Bien entendu, les associations, opposantes par ailleurs au projet de centre d’enfouissement à Lassac, n’ont pas tardé à réagir. François Espuche des Gratte Papiers, considère ainsi qu’on est "bien loin des 40 microgrammes annoncés par le préfet, bien loin de la vérité. Il a masqué le plus possible la vérité au profit d’un projet (NDLR, de Lassac) impossible à mettre en place. Heureusement qu’il y a des journalistes qui ont pu avoir ces résultats..."
Henri de Marion Gaja, vice-président des Riverains de Salsigne, raille quant à lui les nouveaux moyens de communications dont le préfet raffole : "C’est le défaut du “Tweet” : répondre sans prendre du recul... D’ailleurs, dans le Canard, le préfet le reconnaît : dès qu’il s’exprime sur le sujet, “il s’enfonce”". Eric Freysselinard a promis d’organiser, à une date qui n’est pas encore fixée, une commission locale d’information. On a hâte d’en connaître la... teneur.
(*) La norme de potabilité définie par l’organisation mondiale de la santé est de 10 microgrammes par litre. L’eau du béal, si elle n’est pas destinée à être directement consommée, est utilisée en matière d’irrigation.
L’ORBIEL, "VECTEUR POTENTIEL DE LA POLLUTION"

Dans son désir de modérer la pollution du béal du Sindilla, la préfecture n’a eu de cesse de rappeler que la présence d’arsenic dans la vallée de l’Orbiel n’avait rien d’une découverte. Une évidence que la présence du site de Salsigne sur la base de données Basol confirme.
À la fin des années 90, le ministère de l’Écologie et du Développement durable avait lancé un recensement des sites et sols "anciennement exploités et pollués ou potentiellement pollués". Au 11 mars 2013, 4 619 sites étaient recensés en France ; 90 en Languedoc-Roussillon ; 14 dans l’Aude.

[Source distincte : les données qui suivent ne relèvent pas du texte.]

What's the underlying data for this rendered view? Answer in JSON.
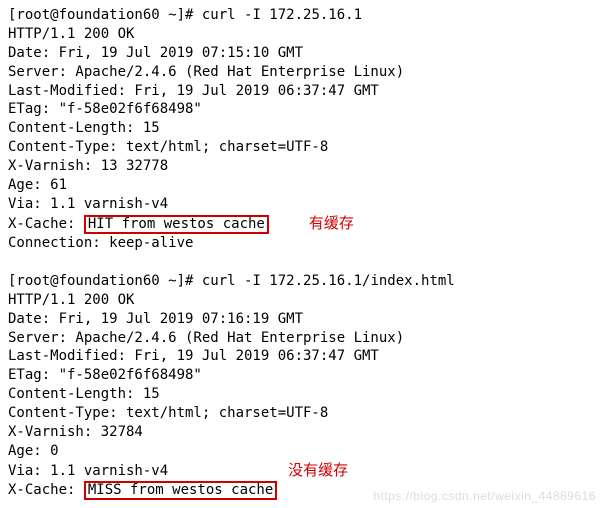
{
  "request1": {
    "prompt": "[root@foundation60 ~]# ",
    "cmd": "curl -I 172.25.16.1",
    "lines": [
      "HTTP/1.1 200 OK",
      "Date: Fri, 19 Jul 2019 07:15:10 GMT",
      "Server: Apache/2.4.6 (Red Hat Enterprise Linux)",
      "Last-Modified: Fri, 19 Jul 2019 06:37:47 GMT",
      "ETag: \"f-58e02f6f68498\"",
      "Content-Length: 15",
      "Content-Type: text/html; charset=UTF-8",
      "X-Varnish: 13 32778",
      "Age: 61",
      "Via: 1.1 varnish-v4"
    ],
    "xcache_label": "X-Cache: ",
    "xcache_value": "HIT from westos cache",
    "annotation": "有缓存",
    "trailer": "Connection: keep-alive"
  },
  "request2": {
    "prompt": "[root@foundation60 ~]# ",
    "cmd": "curl -I 172.25.16.1/index.html",
    "lines": [
      "HTTP/1.1 200 OK",
      "Date: Fri, 19 Jul 2019 07:16:19 GMT",
      "Server: Apache/2.4.6 (Red Hat Enterprise Linux)",
      "Last-Modified: Fri, 19 Jul 2019 06:37:47 GMT",
      "ETag: \"f-58e02f6f68498\"",
      "Content-Length: 15",
      "Content-Type: text/html; charset=UTF-8",
      "X-Varnish: 32784",
      "Age: 0"
    ],
    "via_label": "Via: 1.1 varnish-v4",
    "annotation2": "没有缓存",
    "xcache_label": "X-Cache: ",
    "xcache_value": "MISS from westos cache"
  },
  "watermark": "https://blog.csdn.net/weixin_44889616"
}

Parmi eux, Salsigne, dont la fiche, mise à jour pour la dernière fois le 8 mars 2011, rappelle l’existence d’un "fonds géochimique naturel très important en arsenic".
Avant de préciser que "la pollution est principalement liée à la présence d’arsenic dans les stocks de déchets divers sur les sites des anciennes exploitations métallurgiques. Les vecteurs potentiels de migration de la pollution sont la rivière Orbiel et ses affluents ainsi que les envols de poussières". Autre précision apportée, la présence de polluants "dans les sols ou les nappes", en listant arsenic, sélénium, molybdène et plomb, en rappelant qu’existent des risques immédiats "de fuites et écoulements".
Utiles informations complétées par une fiche consacrée à "l’environnement du site", dans laquelle sont confirmées des "teneurs anormales dans les eaux superficielles et/ou les sédiments", ainsi que dans les "eaux souterraines". De quoi justifier une "surveillance du site" mensuelle des eaux, en rappelant les restrictions d’usage sur l’utilisation du sol (urbanisme), du sous-sol (fouille), de la nappe, des eaux superficielles, et de la culture de produits agricoles.